Wednesday, 18 May 2011

Love is From God

1 John 4 : 7-10: A Meditation
Beloved, let us love one another, because love is from God, everyone who loves is born of God and knows God. Whoever does not love does not know God, for God is love. God’s love was revealed among us in this way: God sent his only Son into the world so that we might live through him. In this is love, not that we loved God but that he loved us and sent his Son to be the atoning sacrifice for us. (1 John 4 : 7-10)
What is love? Love is at the very heart of God himself! This short passage from 1 John spells out that message very clearly. It begins by exhorting us to love one another. What an easy and casual word love often seems to many in today’s world. We all have the capacity to love and to receive love. Yet to show love to one another is to somehow show them something of God, to give them a glimpse of the very essence of who God is. Love is not something that can simply be reduced to “nice feelings”, it is something that goes so much deeper than that. This passage echoes John 3:16 which speaks of God’s sacrificial love for all, and holds out the promise of abiding within his love for ever.
We are urged to love within the context of our community, whether that community is one of family, church, work....wherever we may find ourselves. It is not something that we can do by ourselves in our own spiritual bubble. It is something that requires us to develop a relationship with others in order to flourish and grow. The depth of love that God has for us is the perfect model by which we can aspire to love others as he has loved us.
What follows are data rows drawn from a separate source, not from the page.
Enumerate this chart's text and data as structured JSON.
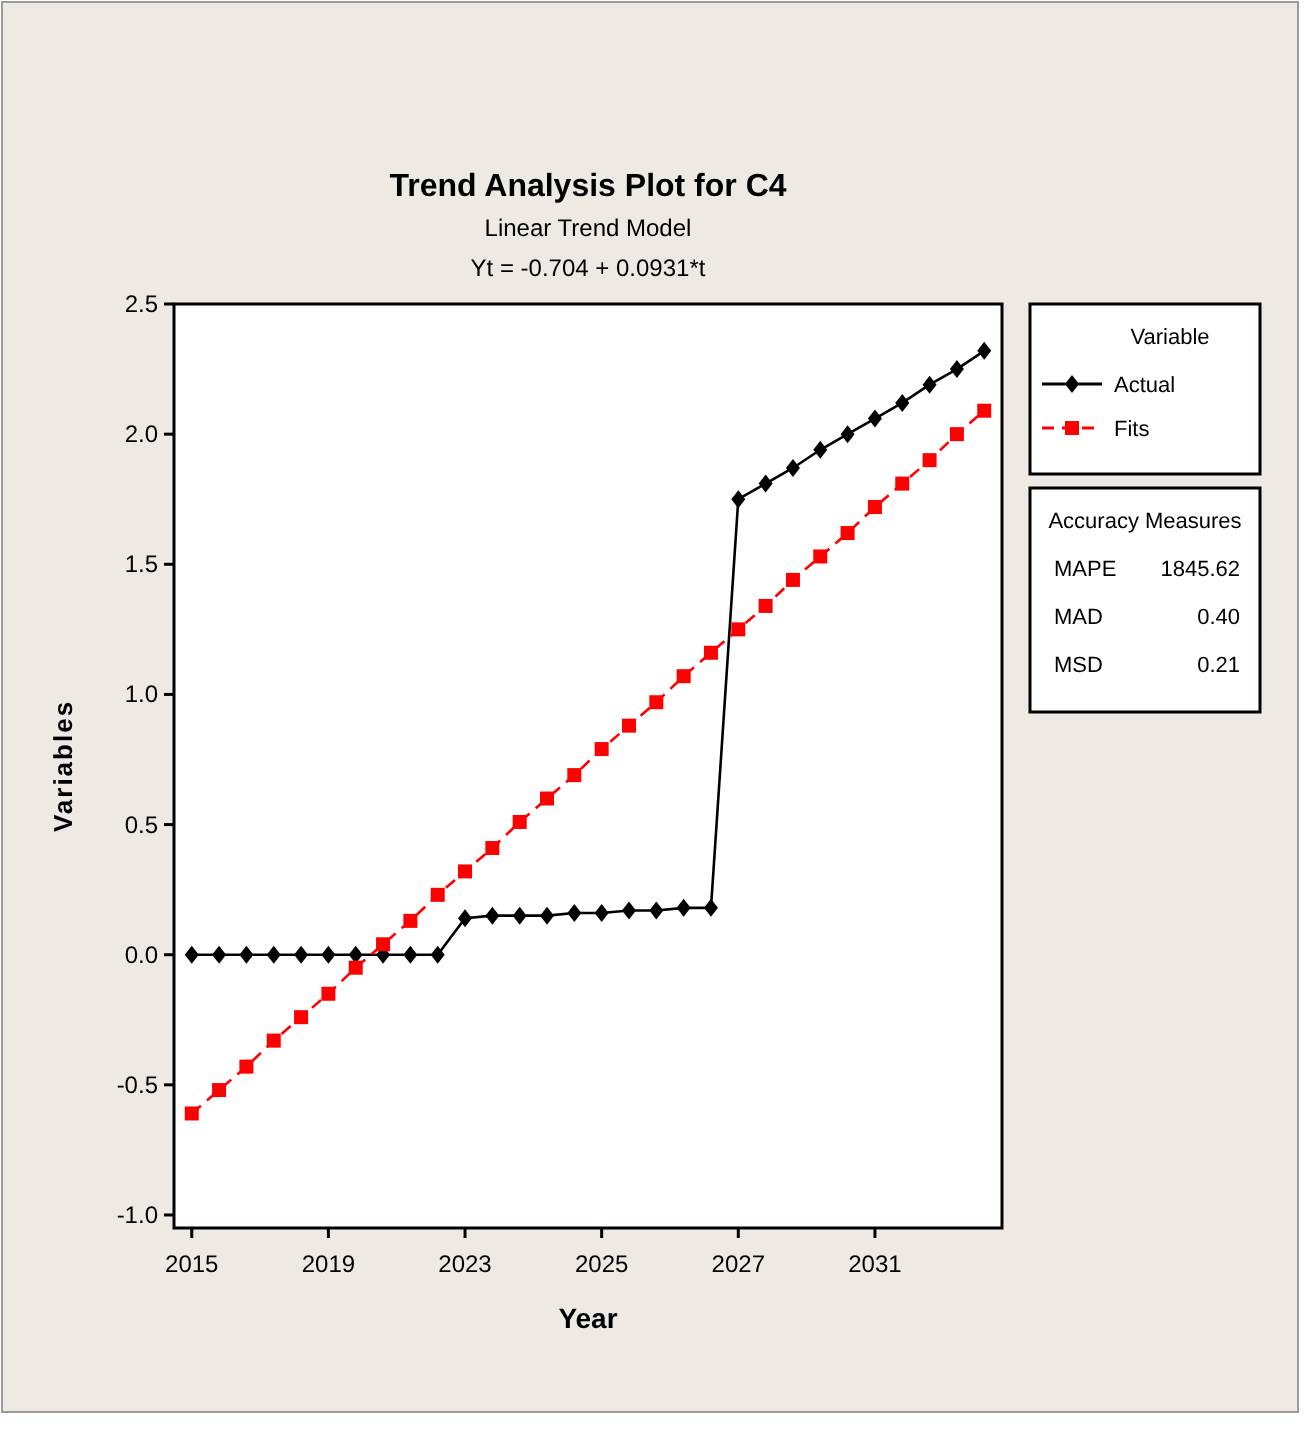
{
  "chart_data": {
    "type": "line",
    "title": "Trend Analysis Plot for C4",
    "subtitle": "Linear Trend Model\nYt = -0.704 + 0.0931*t",
    "xlabel": "Year",
    "ylabel": "Variables",
    "legend_title": "Variable",
    "legend": "top right",
    "categories": [
      "2015",
      null,
      null,
      null,
      null,
      "2019",
      null,
      null,
      null,
      null,
      "2023",
      null,
      null,
      null,
      null,
      "2025",
      null,
      null,
      null,
      null,
      "2027",
      null,
      null,
      null,
      null,
      "2031",
      null,
      null,
      null,
      null
    ],
    "series": [
      {
        "name": "Actual",
        "color": "#000000",
        "marker": "diamond",
        "line_style": "solid",
        "values": [
          0,
          0,
          0,
          0,
          0,
          0,
          0,
          0,
          0,
          0,
          0.14,
          0.15,
          0.15,
          0.15,
          0.16,
          0.16,
          0.17,
          0.17,
          0.18,
          0.18,
          1.75,
          1.81,
          1.87,
          1.94,
          2.0,
          2.06,
          2.12,
          2.19,
          2.25,
          2.32
        ]
      },
      {
        "name": "Fits",
        "color": "#ff0000",
        "marker": "square",
        "line_style": "dashed",
        "values": [
          -0.61,
          -0.52,
          -0.43,
          -0.33,
          -0.24,
          -0.15,
          -0.05,
          0.04,
          0.13,
          0.23,
          0.32,
          0.41,
          0.51,
          0.6,
          0.69,
          0.79,
          0.88,
          0.97,
          1.07,
          1.16,
          1.25,
          1.34,
          1.44,
          1.53,
          1.62,
          1.72,
          1.81,
          1.9,
          2.0,
          2.09
        ]
      }
    ],
    "ylim": [
      -1.05,
      2.5
    ],
    "yticks": [
      {
        "value": -1,
        "label": "-1.0"
      },
      {
        "value": -0.5,
        "label": "-0.5"
      },
      {
        "value": 0,
        "label": "0.0"
      },
      {
        "value": 0.5,
        "label": "0.5"
      },
      {
        "value": 1,
        "label": "1.0"
      },
      {
        "value": 1.5,
        "label": "1.5"
      },
      {
        "value": 2,
        "label": "2.0"
      },
      {
        "value": 2.5,
        "label": "2.5"
      }
    ],
    "grid": false,
    "annotations": [
      "Accuracy Measures",
      "MAPE",
      "1845.62",
      "MAD",
      "0.40",
      "MSD",
      "0.21"
    ]
  }
}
Out of our own experience of God’s love for us we can reflect that love back to God and to others.....a sort of mirror if you like.
John reminds us that it is through God reaching out to us in love, and firmly rooting the sacrifice of Jesus as something borne out of that love. The whole idea of the atonement by which we are able to be reconciled to God through Jesus comes purely out of his love for us. It is God reaching out to us rather than us reaching out to God that is key here. It is only through his love that we are able to truly know what it is to live. When we are able to reach out to others in love they may see something of God in us.
It is useful at this time of Lent as we prepare to journey with Christ through the events of Holy Week to focus not only upon self-denial, but also on love. Our response to the self-giving love of Jesus upon the cross ideally should be a reflection of that love. When we strive to be more like Christ in our attitude towards others, we reflect in our own lives the love that God first showed towards us. It is by recognising the source of that love and by allowing ourselves to be used by God to share that love with others that we are able to more fully enter into the love and passion of our Lord Jesus Christ.